オンデバイス文字起こしの精度はクラウドと同じですか?
文字起こし自体については、本質的に同じです。これらのアプリは、クラウドサービスがサーバー上で貸し出しているのと同じWhisperモデルファミリーを実行しているため、ローカルにとどまることで締め出される精度の階級はありません。実際に結果を分けるのはあなたの音声です。マイクとの距離、周囲の雑音、アクセント、語彙は、クラウドかローカルかの選択よりもはるかに大きく精度を左右します。クラウドがいまも勝るのは、非常に長いファイルの処理時間と共同作業まわりの追加機能であって、文字起こしの品質ではありません。
HIPAA、GDPR、守秘義務の対象になる録音にこれらのアプリを使えますか?
オンデバイス文字起こしは、この問いの最も難しい部分を取り除きます。音声を扱う第三者の処理者が存在しないため、評価すべきベンダー契約も、保持ポリシーも、サーバー側の漏えいリスクもありません。ただし、それはアーキテクチャ上の事実であって、コンプライアンス上の判定ではありません。規制対象の業務では、組織でコンプライアンスを所管する人の承認が引き続き必要で、機密性の高いものを録音する前に、アプリのクラウド機能(要約や同期)がオフになっているか、許容できるかを確認すべきです。まずは機内モードテストを、毎回実行してください。
オフライン文字起こしアプリで最も精度が高いのはどれですか?
各アプリはおおむね同じモデルファミリーを共有しているため、正直な答えは、エンジンよりも自分の音声のほうが重要だということです。Whisper Large V3 Turbo、Parakeet、SenseVoiceにはそれぞれ強みがあります。Parakeetは明確に高速で、SenseVoiceは中国語・日本語・韓国語向けにチューニングされています。

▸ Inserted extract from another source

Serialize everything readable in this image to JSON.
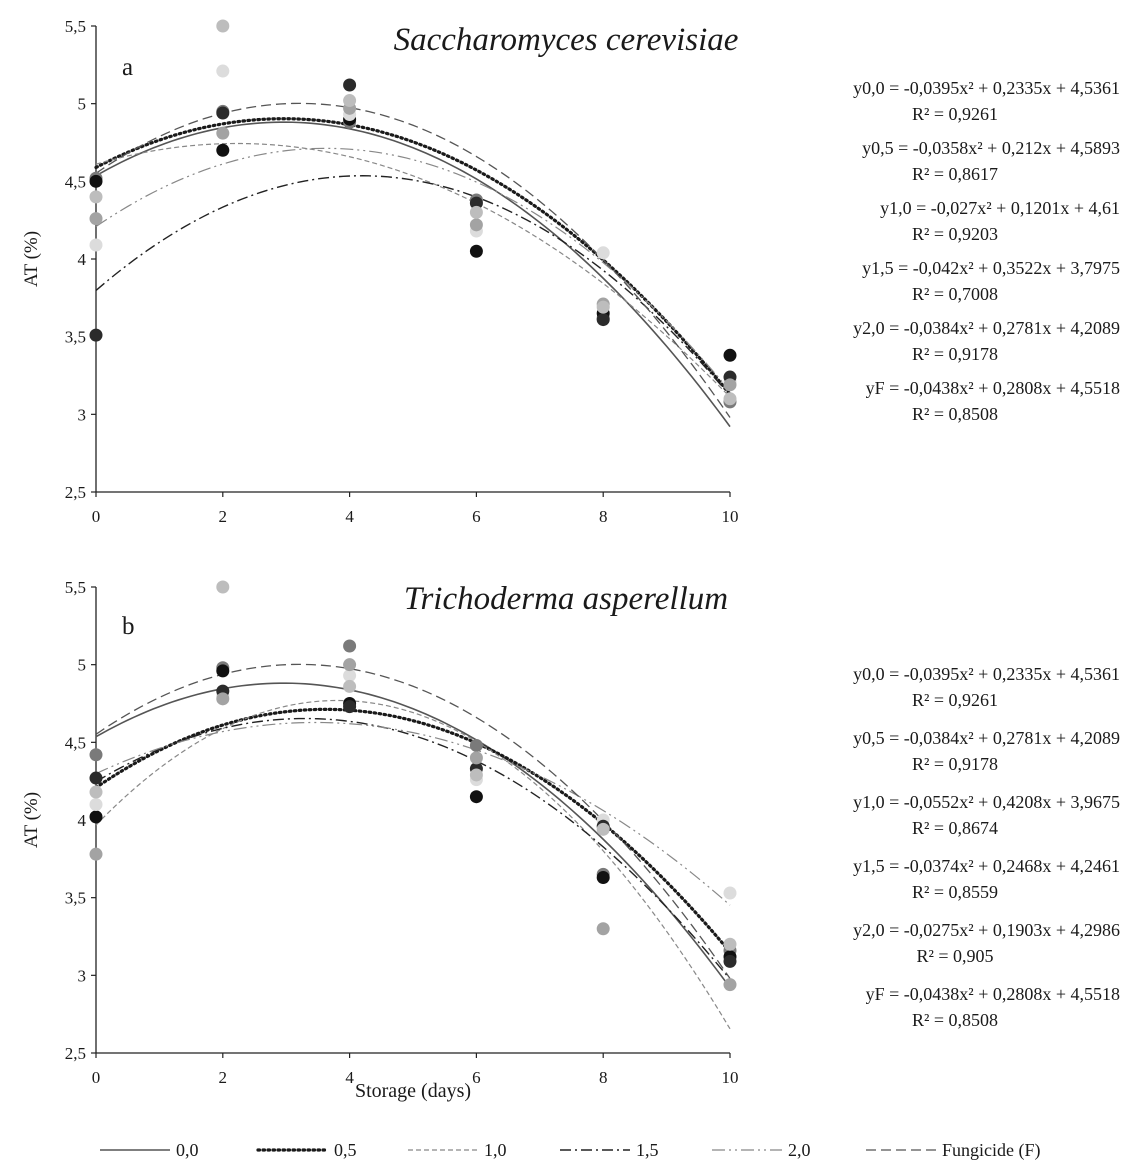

アクセント、マイクの位置、周囲の雑音、語彙は、エンジン間の差よりもはるかに大きく精度を左右します。だからこそ、自分の録音での5分間のテストが、公開されているどのベンチマークにも勝るのです。
オフライン文字起こしアプリは本当に機内モードで動きますか?
音声認識が端末上で実行されると掲載文に明記しているアプリなら、アプリとモデルのインストール後は動作します。この後半部分がよくある落とし穴です。いくつかのアプリは初回起動時にモデルをダウンロードするため、初回だけは接続が必要で、それ以降は不要になります。このリストの例外はWhisper Transcriptionです。ローカルモデルはオプトインのダウンロードで、デフォルト経路はクラウドです。
無料のオフラインアプリで十分ですか?
ボイスメモは無料でインストール済みなので、対応10言語での短い個人的な録音には十分です。話者ラベル、字幕書き出し、非対応言語、他所で録音したファイルの文字起こしが必要になった時点で限界が来ます。有料の選択肢は$6.99からと安いため、判断はたいていお金ではなく機能の問題になります。
話者を識別できるオフラインアプリはどれですか?
LoroNoteとWhisper Notesは、どちらも話者分離を端末上で実行します。Aikoの掲載文には話者検出は現在提供していないと記載があり、ボイスメモは話者にラベルを付けず、Whisper Transcriptionの掲載文には言及がありません。
アプリ内で録音していないファイルも文字起こしできますか?
LoroNoteはMP3、WAV、M4A、MP4、MOVを読み込めます。Whisper NotesはWhatsAppのボイスメッセージを含め、他アプリから音声・動画を読み込めます。AikoとWhisper Transcriptionも共有・読み込みした音声から動作します。例外はボイスメモで、自分の録音を中心に設計されています。
AndroidやWindows向けのオフライン文字起こしアプリはありますか?
このリストにはありません。iPhone・iPad専用のリストです。ここに挙げたアプリはすべてAppleシリコンとAppleのフレームワークに依存しています。特にLoroNoteには、Android、Windows、Web、Mac版はありません。
まとめ
2026年の重要な変化は、オフラインが妥協の選択肢ではなくなったことです。iPhoneでWhisper Large V3 Turboを実行すれば、クラウドサービスが貸し出しているのと同じ多言語モデルファミリーを、話者ラベル、同期再生、字幕書き出し付きで使えます。しかも録音は端末の外へ出ません。
つまり、もはや問題はローカル文字起こしが十分かどうかではありません。この5つのうちどれが、あなたが実際に行う録音に合うか — 言語、ハードウェア、話者ラベルの要否、一度払うか毎月払うか — です。
ひとつ選んで、機内モードで3分録音し、返ってくる結果を見てください。この記事を含め、どんなリストよりも速く答えが出ます。